Frodo: *puts the ring on twice in one hour*
Gandalf: ffs
when cоvid is over “mask off” will be the #1 song in the world and then we will finally understand why his name is future
[marriage counseling]
She thinks I make bad decisions.
“He stole a penguin from the zoo.”
YOU SAID YOU WANTED A BUTLER, KAREN.
* heats water for tea in the microwave *
* delights at the reactions from purists *
My 4yo thinks it’s fun to bring up special moments completely out of the blue. So all of a sudden I’ll hear, “mommy, remember when you forgot to water the plant and it died?” or “remember when daddy dropped the burgers on the floor?” Feels like we’re living with a tiny heckler.
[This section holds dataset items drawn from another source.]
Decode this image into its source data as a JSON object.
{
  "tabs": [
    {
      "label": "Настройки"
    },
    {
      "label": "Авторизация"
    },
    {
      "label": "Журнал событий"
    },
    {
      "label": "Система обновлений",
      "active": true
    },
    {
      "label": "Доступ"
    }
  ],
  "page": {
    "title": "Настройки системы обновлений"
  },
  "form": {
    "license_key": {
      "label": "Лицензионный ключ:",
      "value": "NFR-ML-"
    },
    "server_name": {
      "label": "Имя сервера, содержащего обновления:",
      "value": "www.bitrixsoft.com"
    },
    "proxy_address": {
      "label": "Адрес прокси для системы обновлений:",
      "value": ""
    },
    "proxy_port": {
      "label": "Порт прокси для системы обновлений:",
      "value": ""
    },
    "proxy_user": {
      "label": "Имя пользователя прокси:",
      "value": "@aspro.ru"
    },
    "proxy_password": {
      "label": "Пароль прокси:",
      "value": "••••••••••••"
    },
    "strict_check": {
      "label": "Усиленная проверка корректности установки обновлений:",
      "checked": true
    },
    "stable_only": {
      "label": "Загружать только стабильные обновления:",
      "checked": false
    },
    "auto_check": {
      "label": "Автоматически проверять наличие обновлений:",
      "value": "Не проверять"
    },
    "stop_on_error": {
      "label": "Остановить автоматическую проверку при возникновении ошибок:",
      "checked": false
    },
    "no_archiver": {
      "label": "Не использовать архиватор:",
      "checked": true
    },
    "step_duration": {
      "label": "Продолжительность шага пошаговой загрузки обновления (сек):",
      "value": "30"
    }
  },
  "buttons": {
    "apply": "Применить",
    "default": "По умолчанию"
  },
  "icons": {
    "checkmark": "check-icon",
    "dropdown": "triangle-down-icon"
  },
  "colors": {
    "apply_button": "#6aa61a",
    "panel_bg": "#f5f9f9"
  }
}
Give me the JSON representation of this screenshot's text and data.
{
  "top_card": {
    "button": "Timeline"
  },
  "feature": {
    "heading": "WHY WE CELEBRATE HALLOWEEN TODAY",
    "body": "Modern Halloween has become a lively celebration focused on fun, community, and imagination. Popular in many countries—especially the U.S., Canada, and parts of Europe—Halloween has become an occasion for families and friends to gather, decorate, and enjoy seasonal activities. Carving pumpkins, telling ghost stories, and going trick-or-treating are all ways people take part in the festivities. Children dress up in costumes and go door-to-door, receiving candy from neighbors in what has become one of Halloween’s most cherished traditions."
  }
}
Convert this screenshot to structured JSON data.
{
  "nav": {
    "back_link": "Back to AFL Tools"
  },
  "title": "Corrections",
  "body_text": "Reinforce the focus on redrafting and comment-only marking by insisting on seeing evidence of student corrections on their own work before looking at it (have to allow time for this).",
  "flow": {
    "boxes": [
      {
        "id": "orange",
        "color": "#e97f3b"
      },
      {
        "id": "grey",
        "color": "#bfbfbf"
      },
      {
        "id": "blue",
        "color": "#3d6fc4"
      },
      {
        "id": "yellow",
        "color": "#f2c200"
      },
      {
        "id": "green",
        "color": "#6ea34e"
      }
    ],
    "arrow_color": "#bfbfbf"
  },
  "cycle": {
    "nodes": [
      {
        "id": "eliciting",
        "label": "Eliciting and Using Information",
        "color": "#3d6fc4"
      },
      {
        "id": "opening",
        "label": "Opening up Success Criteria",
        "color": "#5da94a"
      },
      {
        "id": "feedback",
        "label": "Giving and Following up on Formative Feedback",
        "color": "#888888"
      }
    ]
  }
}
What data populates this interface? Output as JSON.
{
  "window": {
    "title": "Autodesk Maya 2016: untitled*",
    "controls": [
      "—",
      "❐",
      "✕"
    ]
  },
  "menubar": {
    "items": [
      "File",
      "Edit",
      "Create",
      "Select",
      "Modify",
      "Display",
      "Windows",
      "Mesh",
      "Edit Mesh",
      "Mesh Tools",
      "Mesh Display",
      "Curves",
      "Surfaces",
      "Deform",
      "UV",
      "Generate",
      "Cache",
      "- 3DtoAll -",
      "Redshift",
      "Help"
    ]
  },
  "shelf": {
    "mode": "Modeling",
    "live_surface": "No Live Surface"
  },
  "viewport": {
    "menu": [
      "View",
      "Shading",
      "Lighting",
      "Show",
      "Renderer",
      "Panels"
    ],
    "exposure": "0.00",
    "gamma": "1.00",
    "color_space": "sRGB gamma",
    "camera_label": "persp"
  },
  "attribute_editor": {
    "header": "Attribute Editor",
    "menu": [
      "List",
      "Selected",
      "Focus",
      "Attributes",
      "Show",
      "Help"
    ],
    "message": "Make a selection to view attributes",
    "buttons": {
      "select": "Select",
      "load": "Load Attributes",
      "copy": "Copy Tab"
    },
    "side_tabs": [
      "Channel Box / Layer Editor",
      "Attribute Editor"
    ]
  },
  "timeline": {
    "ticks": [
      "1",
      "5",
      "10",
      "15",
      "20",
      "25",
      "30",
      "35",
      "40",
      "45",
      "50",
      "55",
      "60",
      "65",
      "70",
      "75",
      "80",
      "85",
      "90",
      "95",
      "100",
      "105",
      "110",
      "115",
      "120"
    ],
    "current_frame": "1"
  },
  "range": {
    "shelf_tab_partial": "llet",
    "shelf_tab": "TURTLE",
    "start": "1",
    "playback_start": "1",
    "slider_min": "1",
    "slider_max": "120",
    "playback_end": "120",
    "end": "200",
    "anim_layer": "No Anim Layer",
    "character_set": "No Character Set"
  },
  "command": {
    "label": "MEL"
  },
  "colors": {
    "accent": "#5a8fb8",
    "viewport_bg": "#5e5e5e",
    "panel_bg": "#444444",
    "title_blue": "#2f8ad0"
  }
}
My boyfriend literally has no problem making friends with anybody…
Not sure if I want buns of steel, or buns of cinnamon.
Sorry, I didn’t mean to text you a graphic description of my explosive diarrhea. Stupid autocorrect.
WIFE: Who was at the door?
ME: More carol singers.
HER: What did they sing?
ME: Silent Night
HER: I hope you didn’t t-
ME: I twerked.
why do guys named timothy go by tim when they could go by moth
Misery: Hello there!
Company: I have a boyfriend…
interviewer: any questions?
me: yes, what are your strengths?
[awkward silence while i drive my date home] in my defense some places let you draw on the menu
[poker night with the boys]
wife: *on the phone*: I’ll be home soon, need anything?
m: yes please, chips and beer
w: ok. winning?
m: all pants are off
w: you meant bets, right?
m *neatly folding my jeans*: I know what I meant
People can be dangerous when they have too much power. Giving my 5yo a balloon sword is a perfect example of this.
Today’s kids will never know how to play Minesweeper – because neither did we 😂
Me: I love doing dishes while listening to my favorite boy band
Her: N*SYNC?
Me: no Sarah, I wash my dishes in the refrigerator
I should have stayed in kindergarten.